Today is my aunt's 96th birthday (and, I believe, a rather lower one for
chickenfeet2003). Which seems like a good day to report a discovery that delighted me this week.
As some of you may remember, I'm involved in the
Peterloo Memorial Campaign, in which I get a small amount of kudos for being a distant relative by marriage of
Mary Fildes. Unfortunately the cousin who explained the link to me has died, and I don't have his papers, so I've been trying to reconstruct it, and I think she was married to my first cousin five times removed (meaning her father-in-law and my great-great-great-great-grandfather were brothers).
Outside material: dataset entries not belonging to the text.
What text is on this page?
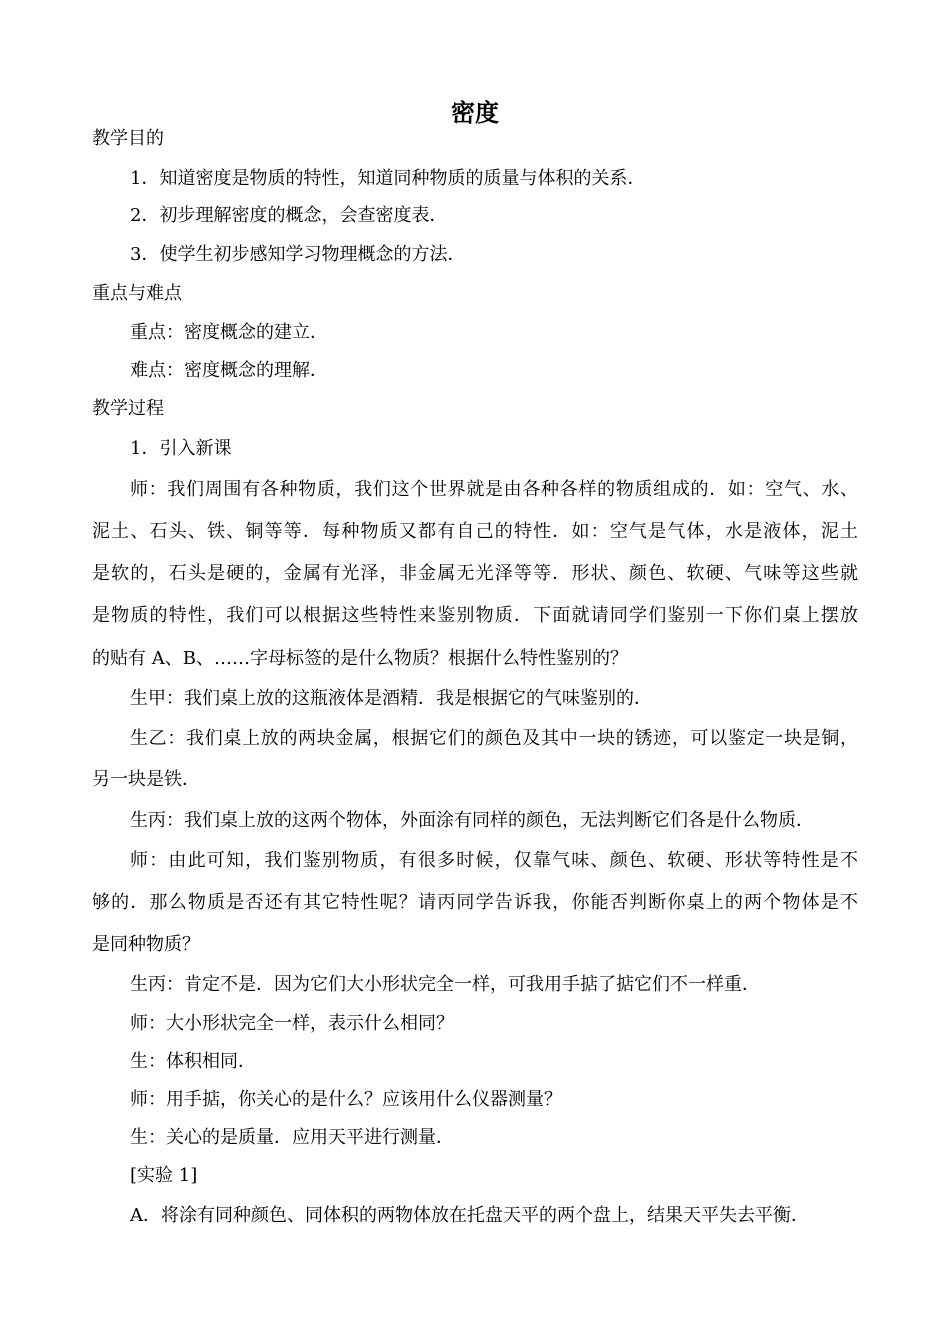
密度
教学目的
1．知道密度是物质的特性，知道同种物质的质量与体积的关系．
2．初步理解密度的概念，会查密度表．
3．使学生初步感知学习物理概念的方法．
重点与难点
重点：密度概念的建立．
难点：密度概念的理解．
教学过程
1．引入新课
师：我们周围有各种物质，我们这个世界就是由各种各样的物质组成的．如：空气、水、
泥土、石头、铁、铜等等．每种物质又都有自己的特性．如：空气是气体，水是液体，泥土
是软的，石头是硬的，金属有光泽，非金属无光泽等等．形状、颜色、软硬、气味等这些就
是物质的特性，我们可以根据这些特性来鉴别物质．下面就请同学们鉴别一下你们桌上摆放
的贴有 A、B、……字母标签的是什么物质？根据什么特性鉴别的？
生甲：我们桌上放的这瓶液体是酒精．我是根据它的气味鉴别的．
生乙：我们桌上放的两块金属，根据它们的颜色及其中一块的锈迹，可以鉴定一块是铜，
另一块是铁．
生丙：我们桌上放的这两个物体，外面涂有同样的颜色，无法判断它们各是什么物质．
师：由此可知，我们鉴别物质，有很多时候，仅靠气味、颜色、软硬、形状等特性是不
够的．那么物质是否还有其它特性呢？请丙同学告诉我，你能否判断你桌上的两个物体是不
是同种物质？
生丙：肯定不是．因为它们大小形状完全一样，可我用手掂了掂它们不一样重．
师：大小形状完全一样，表示什么相同？
生：体积相同．
师：用手掂，你关心的是什么？应该用什么仪器测量？
生：关心的是质量．应用天平进行测量．
[实验 1]
A．将涂有同种颜色、同体积的两物体放在托盘天平的两个盘上，结果天平失去平衡．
But in the course of this I discovered a fascinating website hosted by Parliament on
the campaign to abolish the slave trade, which includes two petitions from Manchester presented to the Lords in May 1806, one
opposing the Foreign Slave Trade Abolition Bill signed by about a hundred manufacturers and merchants, and one
supporting it signed by about two thousand Mancunians. The bill passed later that month.
Anyway, the good news (and the reason why I stumbled on the site via Google) is that half a dozen men of the Fildes family signed the pro-abolition petition, one of whom seems likely to be my great-great-great-grandfather (and my aunt's great-great-grandfather) James Fildes. Someone's done a lot of research mapping each of the three James Fildes who signed on to the various James Fildes within the family (which seems to have had very few ideas for male names beyond James and Thomas) but, you know, with three of them my ggggf is unlikely to be missing.
I also had a look through the transcript of the much shorter list of anti-abolitionists, and was very relieved not to recognise any surnames connected with my family. There was one I was afraid might come up, because I know they had a cotton mill later in the century, but the only occurrence of that surname was on the pro-abolition list.
So well done the Fildes, and indeed all 2,000 of the abolitionists! And also thanks to the House of Lords for looking after the petition so I can now look at my ancestor's signatures.